Critical features of the Independence at
Home pilot project are its focus on the quality of care, not quantity, and its
dependence on measureable outcomes supported by rigorous PMM. As I noted in my previous posts on
gainsharing, notwithstanding questions of legality and opposition on
philosophical or political grounds (e.g., court excellence is mandated by law
and, therefore, should not be supported by financial incentives), the success
of this CMS demonstration project bears close watching as a model for courts. Incentive
payments could be triggered, for example, by sustained reductions in cost per case, a relatively underused
court performance measure that is part of both the CourTools and the Global
Measures of Court Performance, achieved without loss of quality in
accordance with stringent standards and criteria for various case types.
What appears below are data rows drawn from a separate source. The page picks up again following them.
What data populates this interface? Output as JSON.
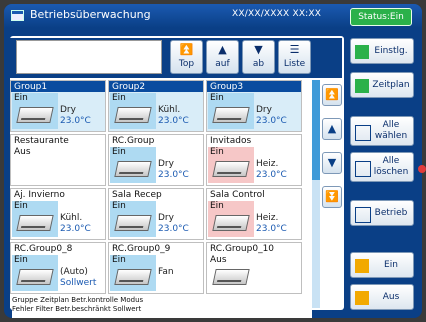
{
  "title_bar": {
    "title": "Betriebsüberwachung",
    "datetime": "XX/XX/XXXX  XX:XX",
    "status_button": "Status:Ein"
  },
  "nav": {
    "top": "Top",
    "up": "auf",
    "down": "ab",
    "list": "Liste"
  },
  "groups": [
    {
      "name": "Group1",
      "state": "Ein",
      "mode": "Dry",
      "temp": "23.0°C",
      "selected": true
    },
    {
      "name": "Group2",
      "state": "Ein",
      "mode": "Kühl.",
      "temp": "23.0°C",
      "selected": true
    },
    {
      "name": "Group3",
      "state": "Ein",
      "mode": "Dry",
      "temp": "23.0°C",
      "selected": true
    },
    {
      "name": "Restaurante",
      "state": "Aus",
      "mode": "",
      "temp": ""
    },
    {
      "name": "RC.Group",
      "state": "Ein",
      "mode": "Dry",
      "temp": "23.0°C"
    },
    {
      "name": "Invitados",
      "state": "Ein",
      "mode": "Heiz.",
      "temp": "23.0°C",
      "heat": true
    },
    {
      "name": "Aj. Invierno",
      "state": "Ein",
      "mode": "Kühl.",
      "temp": "23.0°C"
    },
    {
      "name": "Sala Recep",
      "state": "Ein",
      "mode": "Dry",
      "temp": "23.0°C"
    },
    {
      "name": "Sala Control",
      "state": "Ein",
      "mode": "Heiz.",
      "temp": "23.0°C",
      "heat": true
    },
    {
      "name": "RC.Group0_8",
      "state": "Ein",
      "mode": "(Auto)",
      "temp": "Sollwert"
    },
    {
      "name": "RC.Group0_9",
      "state": "Ein",
      "mode": "Fan",
      "temp": ""
    },
    {
      "name": "RC.Group0_10",
      "state": "Aus",
      "mode": "",
      "temp": ""
    }
  ],
  "legend": {
    "line1": "Gruppe  Zeitplan  Betr.kontrolle  Modus",
    "line2": "Fehler  Filter  Betr.beschränkt  Sollwert"
  },
  "side": {
    "einstlg": "Einstlg.",
    "zeitplan": "Zeitplan",
    "alle_waehlen": "Alle wählen",
    "alle_loeschen": "Alle löschen",
    "betrieb": "Betrieb",
    "ein": "Ein",
    "aus": "Aus"
  }
}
As my colleagues Victor (“Gene”) Flango and
Tom Clarke suggest in their book, Reimagining Courts:
A Design for the Twenty-First Century, courts need to be reimagined and
transformed. They should innovate continuously. The gap between government’s information
technology, including that of courts, and the private sector seems not to be
shrinking but widening. People expect
access to government services and assessing quality as easily as looking up a restaurant
on Yelp or Google. Incentives for good
performance outcomes, the modus operandi in
the private sector, need to find their way into court administration as they
are slowly making their way into health care.